Bigger TV, better car, better clothes, more free time, faster computer, better phone, more spending money, bigger house, better vacations.

Fame, fortune.

All things we've been taught to strive for. Just below the surface, to constantly long for them, and to not be satisfied with what we have. Buy more, buy bigger, buy better, replace the old. Always have the latest model, the newest version. Messages given to us by retail companies and fashion designers.

More alarmingly, the duration of one fad and replacement with another is shortening. A new cell phone or computer barely lasts a year before a newer version is available and the old "needs to be replaced".

When we rely on material possessions and external image to effect our happiness, we become subject to the whims and fancies of a money-driven society. Exaggerated expectations lead to disappointment.

Several counseling theories are based on seeking hapiness by being "present in the moment". Most notably are Gestalt and Adlerian Therapy.

Fritz Perls, the founder of Gestalt therapy, came up with techniques to help patients become aware of their perceptions and how they effect their reality.
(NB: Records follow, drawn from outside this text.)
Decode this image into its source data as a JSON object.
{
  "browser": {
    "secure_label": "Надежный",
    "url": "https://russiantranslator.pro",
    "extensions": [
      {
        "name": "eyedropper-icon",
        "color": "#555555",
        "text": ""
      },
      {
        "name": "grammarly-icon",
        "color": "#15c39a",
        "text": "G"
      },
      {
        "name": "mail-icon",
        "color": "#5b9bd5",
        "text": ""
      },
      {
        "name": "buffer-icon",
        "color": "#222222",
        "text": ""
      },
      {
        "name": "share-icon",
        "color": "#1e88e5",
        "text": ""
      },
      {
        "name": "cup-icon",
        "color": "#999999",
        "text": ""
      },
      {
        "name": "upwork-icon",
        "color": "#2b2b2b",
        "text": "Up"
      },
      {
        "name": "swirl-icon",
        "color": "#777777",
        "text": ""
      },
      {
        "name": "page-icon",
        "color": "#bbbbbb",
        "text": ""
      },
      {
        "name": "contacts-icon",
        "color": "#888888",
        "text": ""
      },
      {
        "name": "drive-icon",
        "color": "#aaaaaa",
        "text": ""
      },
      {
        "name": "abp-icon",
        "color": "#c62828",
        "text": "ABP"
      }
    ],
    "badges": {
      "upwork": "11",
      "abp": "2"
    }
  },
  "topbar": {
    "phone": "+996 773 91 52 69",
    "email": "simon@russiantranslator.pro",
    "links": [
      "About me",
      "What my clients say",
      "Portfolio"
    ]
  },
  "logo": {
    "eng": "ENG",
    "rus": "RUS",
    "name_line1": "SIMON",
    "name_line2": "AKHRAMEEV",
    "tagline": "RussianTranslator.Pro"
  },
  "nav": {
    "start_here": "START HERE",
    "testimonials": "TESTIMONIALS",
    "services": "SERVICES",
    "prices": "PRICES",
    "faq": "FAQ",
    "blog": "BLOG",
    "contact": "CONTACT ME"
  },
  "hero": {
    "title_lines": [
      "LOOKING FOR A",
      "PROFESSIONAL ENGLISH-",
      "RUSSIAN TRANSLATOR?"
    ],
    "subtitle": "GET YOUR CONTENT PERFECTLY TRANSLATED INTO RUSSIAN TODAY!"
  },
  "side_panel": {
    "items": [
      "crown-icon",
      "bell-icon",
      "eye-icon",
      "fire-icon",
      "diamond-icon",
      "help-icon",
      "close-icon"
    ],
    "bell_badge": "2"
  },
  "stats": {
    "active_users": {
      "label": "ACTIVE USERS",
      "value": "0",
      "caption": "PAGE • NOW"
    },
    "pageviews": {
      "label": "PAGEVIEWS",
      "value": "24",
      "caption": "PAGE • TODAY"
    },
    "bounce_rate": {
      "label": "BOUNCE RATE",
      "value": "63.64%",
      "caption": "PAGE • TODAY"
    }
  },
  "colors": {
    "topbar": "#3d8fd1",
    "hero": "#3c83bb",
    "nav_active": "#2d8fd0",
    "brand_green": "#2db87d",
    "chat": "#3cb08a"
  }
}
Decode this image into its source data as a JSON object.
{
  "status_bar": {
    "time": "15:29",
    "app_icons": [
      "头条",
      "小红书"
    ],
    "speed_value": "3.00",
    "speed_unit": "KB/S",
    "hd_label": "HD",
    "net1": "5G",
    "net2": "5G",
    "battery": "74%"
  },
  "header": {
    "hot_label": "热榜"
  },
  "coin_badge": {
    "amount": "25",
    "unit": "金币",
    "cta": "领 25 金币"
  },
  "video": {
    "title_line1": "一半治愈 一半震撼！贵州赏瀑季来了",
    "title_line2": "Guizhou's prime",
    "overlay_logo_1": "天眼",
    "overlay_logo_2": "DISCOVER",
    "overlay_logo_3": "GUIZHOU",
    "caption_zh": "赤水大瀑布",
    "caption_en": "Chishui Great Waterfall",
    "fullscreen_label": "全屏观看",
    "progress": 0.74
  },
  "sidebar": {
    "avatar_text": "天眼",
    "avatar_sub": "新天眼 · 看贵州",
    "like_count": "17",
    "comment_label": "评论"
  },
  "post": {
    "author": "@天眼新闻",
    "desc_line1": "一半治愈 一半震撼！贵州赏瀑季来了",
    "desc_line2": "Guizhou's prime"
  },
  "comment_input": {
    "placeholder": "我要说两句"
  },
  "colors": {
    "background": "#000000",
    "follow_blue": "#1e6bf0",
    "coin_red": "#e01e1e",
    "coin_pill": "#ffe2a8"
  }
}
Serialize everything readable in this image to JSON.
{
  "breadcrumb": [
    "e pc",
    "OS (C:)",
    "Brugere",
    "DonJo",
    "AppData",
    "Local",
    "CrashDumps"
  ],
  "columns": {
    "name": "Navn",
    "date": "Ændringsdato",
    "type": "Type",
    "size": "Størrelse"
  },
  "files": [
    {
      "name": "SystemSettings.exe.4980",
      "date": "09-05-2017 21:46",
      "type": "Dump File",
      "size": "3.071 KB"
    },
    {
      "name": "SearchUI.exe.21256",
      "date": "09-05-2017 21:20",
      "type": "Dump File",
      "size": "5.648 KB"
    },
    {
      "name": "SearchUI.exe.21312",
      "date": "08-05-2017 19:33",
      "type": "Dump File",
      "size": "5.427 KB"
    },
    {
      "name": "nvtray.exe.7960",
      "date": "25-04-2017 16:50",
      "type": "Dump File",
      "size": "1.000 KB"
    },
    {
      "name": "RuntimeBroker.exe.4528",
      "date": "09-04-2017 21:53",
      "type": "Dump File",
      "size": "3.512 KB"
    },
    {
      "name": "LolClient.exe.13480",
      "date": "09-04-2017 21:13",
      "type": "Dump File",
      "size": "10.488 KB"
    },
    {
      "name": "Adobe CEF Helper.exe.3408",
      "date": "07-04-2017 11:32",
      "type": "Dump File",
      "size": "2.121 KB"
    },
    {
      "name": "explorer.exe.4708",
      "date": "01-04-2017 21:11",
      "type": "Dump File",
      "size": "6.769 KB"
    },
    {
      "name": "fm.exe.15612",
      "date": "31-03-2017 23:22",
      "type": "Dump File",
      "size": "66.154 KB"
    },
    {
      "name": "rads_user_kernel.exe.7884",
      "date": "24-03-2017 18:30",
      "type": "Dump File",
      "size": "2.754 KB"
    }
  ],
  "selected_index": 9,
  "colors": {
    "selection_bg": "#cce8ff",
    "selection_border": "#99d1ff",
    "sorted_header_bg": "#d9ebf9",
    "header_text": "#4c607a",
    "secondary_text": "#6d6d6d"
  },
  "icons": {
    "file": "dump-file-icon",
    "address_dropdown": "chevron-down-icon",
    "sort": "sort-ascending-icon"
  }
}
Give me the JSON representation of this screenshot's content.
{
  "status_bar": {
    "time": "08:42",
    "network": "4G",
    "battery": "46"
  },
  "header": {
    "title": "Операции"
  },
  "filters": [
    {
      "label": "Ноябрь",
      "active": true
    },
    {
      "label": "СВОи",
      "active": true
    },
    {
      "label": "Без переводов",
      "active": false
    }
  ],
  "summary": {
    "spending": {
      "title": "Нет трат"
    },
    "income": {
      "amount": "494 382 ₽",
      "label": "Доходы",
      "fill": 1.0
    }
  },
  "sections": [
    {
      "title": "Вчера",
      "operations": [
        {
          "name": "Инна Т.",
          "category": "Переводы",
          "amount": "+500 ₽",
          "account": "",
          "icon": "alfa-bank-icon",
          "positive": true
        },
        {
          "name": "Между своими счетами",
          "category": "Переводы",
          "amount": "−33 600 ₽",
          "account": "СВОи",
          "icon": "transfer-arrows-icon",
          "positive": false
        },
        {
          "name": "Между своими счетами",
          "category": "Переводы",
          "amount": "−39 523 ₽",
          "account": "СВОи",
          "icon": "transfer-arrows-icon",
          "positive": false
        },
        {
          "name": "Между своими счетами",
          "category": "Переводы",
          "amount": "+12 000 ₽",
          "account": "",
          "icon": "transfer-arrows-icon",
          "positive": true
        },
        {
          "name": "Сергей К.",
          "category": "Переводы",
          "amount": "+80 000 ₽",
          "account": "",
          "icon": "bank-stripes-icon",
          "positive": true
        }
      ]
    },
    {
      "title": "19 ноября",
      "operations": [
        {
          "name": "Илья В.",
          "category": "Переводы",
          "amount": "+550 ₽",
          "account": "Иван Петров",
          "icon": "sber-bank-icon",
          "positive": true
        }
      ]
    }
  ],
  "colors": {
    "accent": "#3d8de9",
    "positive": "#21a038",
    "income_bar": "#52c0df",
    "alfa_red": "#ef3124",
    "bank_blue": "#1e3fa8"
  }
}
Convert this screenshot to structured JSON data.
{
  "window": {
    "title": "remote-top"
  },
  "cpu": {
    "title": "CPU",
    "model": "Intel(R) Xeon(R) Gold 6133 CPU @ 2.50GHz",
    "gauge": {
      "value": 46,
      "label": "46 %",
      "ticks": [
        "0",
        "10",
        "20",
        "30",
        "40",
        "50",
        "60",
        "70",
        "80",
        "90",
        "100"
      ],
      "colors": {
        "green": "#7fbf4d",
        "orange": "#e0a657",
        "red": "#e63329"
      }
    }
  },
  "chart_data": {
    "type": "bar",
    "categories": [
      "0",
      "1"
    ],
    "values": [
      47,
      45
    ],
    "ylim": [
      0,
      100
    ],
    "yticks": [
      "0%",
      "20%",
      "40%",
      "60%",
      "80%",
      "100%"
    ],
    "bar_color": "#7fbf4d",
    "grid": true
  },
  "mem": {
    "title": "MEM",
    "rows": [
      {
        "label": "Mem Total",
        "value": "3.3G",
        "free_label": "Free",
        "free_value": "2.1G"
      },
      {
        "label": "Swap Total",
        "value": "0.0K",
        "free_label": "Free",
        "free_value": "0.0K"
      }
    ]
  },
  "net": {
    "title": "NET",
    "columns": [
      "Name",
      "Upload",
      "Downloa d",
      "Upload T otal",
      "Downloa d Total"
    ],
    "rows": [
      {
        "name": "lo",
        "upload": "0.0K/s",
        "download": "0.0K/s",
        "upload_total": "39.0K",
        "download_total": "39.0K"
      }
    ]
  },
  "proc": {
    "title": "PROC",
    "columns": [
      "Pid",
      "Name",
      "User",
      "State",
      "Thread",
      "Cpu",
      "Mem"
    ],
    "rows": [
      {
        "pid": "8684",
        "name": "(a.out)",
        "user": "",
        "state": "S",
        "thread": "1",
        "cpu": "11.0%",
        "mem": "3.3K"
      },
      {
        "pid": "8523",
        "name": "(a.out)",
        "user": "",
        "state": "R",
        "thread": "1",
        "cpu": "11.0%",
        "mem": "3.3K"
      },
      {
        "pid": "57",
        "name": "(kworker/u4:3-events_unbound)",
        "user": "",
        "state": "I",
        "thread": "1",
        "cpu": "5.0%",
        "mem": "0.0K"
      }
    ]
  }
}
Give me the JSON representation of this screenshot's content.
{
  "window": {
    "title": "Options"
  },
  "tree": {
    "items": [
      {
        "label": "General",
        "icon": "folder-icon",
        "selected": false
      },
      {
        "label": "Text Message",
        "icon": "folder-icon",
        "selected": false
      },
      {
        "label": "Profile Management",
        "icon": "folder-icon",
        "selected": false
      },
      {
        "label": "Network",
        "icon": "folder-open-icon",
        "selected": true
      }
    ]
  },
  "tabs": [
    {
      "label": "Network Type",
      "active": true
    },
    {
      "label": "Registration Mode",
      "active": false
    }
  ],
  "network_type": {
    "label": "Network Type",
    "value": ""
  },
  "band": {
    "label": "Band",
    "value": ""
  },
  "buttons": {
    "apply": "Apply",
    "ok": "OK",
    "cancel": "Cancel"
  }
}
Altering your perception and your requirements for "true happiness" can change your general feelings of joy and satisfaction.

1 comment:

  1. Interesting. The thing I've always found interesting about this concept is that, for as badly as we want these things, what's the end result?

    When we see a guy in a ferrari with the $1000 sunglasses, do we say: "Wow! There's a cool person who I admire and respect."

    . . . or do we think: "Asshole."

    When I see Donald Trump, he just makes my skin crawl.

    So why do all of us want that crap so badly?